This summer, the MFAH continues its series of grand-scale, immersive exhibitions. Pipilotti Rist: Pixel Forest and Worry Will Vanish brings together two mesmerizing works newly acquired by the Museum. Under the direction of the artist, these light-based and video-based installations transform the vast, central gallery of Cullinan Hall into a cosmic journey through time and space. —MFAH website
My review: I’ve been having a lot of fun imagining the entire internet as “the pixel forest” since experiencing this exhibition. Except, it’s much more magical to get lost in this installation than the internet.
Even more dreamy than the pixel forest? The Propeller Group at Blaffer Art Museum, as they rebrand communism, journey beyond death and write a cross-cultural narrative for Vietnam. I wrote a full review for Aeqai—and I really did hear a song from “Miss Saigon” on the way to the show.
“Homebodies: Coverature” – gut-punch comic by Arwen Donahue on The Rumpus:
On the one hand, I can certainly appreciate why a comedian might look at the score awarded to their latest comedy special by a particular publication and complain that it’s a reductive way to summarize years of their work, and yet I also understand why an outlet like The A.V. Club—one which is in the business of art criticism—might not see it as a huge stretch to attempt to evaluate comedy using the same metrics that they apply to other art forms.
—Hershal Pandya for Splitsider
After 49 days, the cat couldn’t take it anymore, bit his tongue, and bled to death on [his owner’s] grave. Leave it to a cat to take the most metal route to death.
—Louise Hung for The Order of the Good Death
And then she said something that kind of blew my mind: “You know, [Mary Magdalene] was the first one to whom our Lord appeared on Easter Sunday morning. In that time, a woman’s witness was worth nothing — so that Jesus would choose to appear to her and say ‘go and tell the others’ is huge! Of course, they didn’t believe her, but Jesus was making a point about the importance of believing women.” —Anne Therieux for The Establishment, speaking with Sister Bernadette and other nuns about feminism and their calling. Consider my mind also blown.

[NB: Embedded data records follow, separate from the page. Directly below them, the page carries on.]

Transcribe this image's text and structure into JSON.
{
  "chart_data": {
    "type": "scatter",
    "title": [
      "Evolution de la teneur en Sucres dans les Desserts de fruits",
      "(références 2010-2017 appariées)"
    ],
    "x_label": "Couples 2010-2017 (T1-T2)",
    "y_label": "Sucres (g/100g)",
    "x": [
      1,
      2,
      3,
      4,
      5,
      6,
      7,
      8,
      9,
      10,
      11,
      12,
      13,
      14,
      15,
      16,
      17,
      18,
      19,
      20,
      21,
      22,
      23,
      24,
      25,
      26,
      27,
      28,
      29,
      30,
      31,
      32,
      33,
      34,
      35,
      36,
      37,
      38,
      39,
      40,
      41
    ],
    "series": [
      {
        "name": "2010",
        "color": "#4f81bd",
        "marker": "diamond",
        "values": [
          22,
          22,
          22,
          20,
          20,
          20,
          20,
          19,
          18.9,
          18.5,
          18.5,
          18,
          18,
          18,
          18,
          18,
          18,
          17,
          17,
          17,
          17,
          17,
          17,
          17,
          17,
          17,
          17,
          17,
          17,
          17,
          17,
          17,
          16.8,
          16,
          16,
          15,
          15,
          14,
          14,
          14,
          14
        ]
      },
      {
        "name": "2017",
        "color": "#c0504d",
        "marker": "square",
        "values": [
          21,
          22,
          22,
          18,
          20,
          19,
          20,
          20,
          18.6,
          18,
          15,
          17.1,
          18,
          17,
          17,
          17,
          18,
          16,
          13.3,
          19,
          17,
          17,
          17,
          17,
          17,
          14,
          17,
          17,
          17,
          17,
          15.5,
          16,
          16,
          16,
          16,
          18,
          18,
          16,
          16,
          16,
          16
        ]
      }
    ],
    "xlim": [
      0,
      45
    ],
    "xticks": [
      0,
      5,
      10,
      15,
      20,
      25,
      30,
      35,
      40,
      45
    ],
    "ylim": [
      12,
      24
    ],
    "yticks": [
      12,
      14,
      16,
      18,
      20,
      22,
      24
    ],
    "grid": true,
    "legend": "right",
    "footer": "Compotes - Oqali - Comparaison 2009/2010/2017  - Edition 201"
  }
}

“In Other Words” by Jhumpa Lahiri
Translated from the Italian by Ann Goldstein
2016, Alfred A. Knopf
I think that my new language, more limited, more immature, gives me a more extensive, more adult gaze. That’s the reason I continue, for now, to write in Italian…. When I began to write, I thought it was more virtuous to talk about others. I was afraid that autobiographical material was of less creative value, even a form of laziness on my part. I was afraid that it was egocentric to relate one’s own experiences. In this book I am the protagonist for the first time…. A little like Matisse’s “Blue Nudes,” groups of cutout, reassembled female figures, I feel naked in this book, pasted to a new language, disjointed. 215-6
Jhumpa Lahiri’s memoir of life in another language — Italian — is a work of art in itself. Lahiri is most comfortable in English, but also speaks Bengali with her parents, and began learning Italian later in life. This memoir was written in Italian, with her original text flowering from the left side of the page; employing a translator removed temptation to revise or correct.
The book is a beautiful exploration of identity, intention and vulnerability. Her ruminations will resonate with anyone who has studied another language:
When I read in Italian, I’m a more active reader, more involved, even if less skilled. I like the effort, I prefer the limitations. I know that in some way my ignorance is useful to me. 43
Behgali is my past, Italian, maybe, a new road into the future. In both I feel like a child, a little clumsy. 157
Beckett said that writing in French allowed him to write without style. On the one hand I agree: one could say that my writing in Italian is a type of unsalted bread. It works, but the usual flavor is missing. 179
Last but not least: I’m so happy that Sasha Velour won RuPaul’s Drag Race! Loved this “magical bitch” all season—all of the final four queens were fantastic, but I’m glad an art weirdo has been crowned. From the sound of this article, she is going to do great things.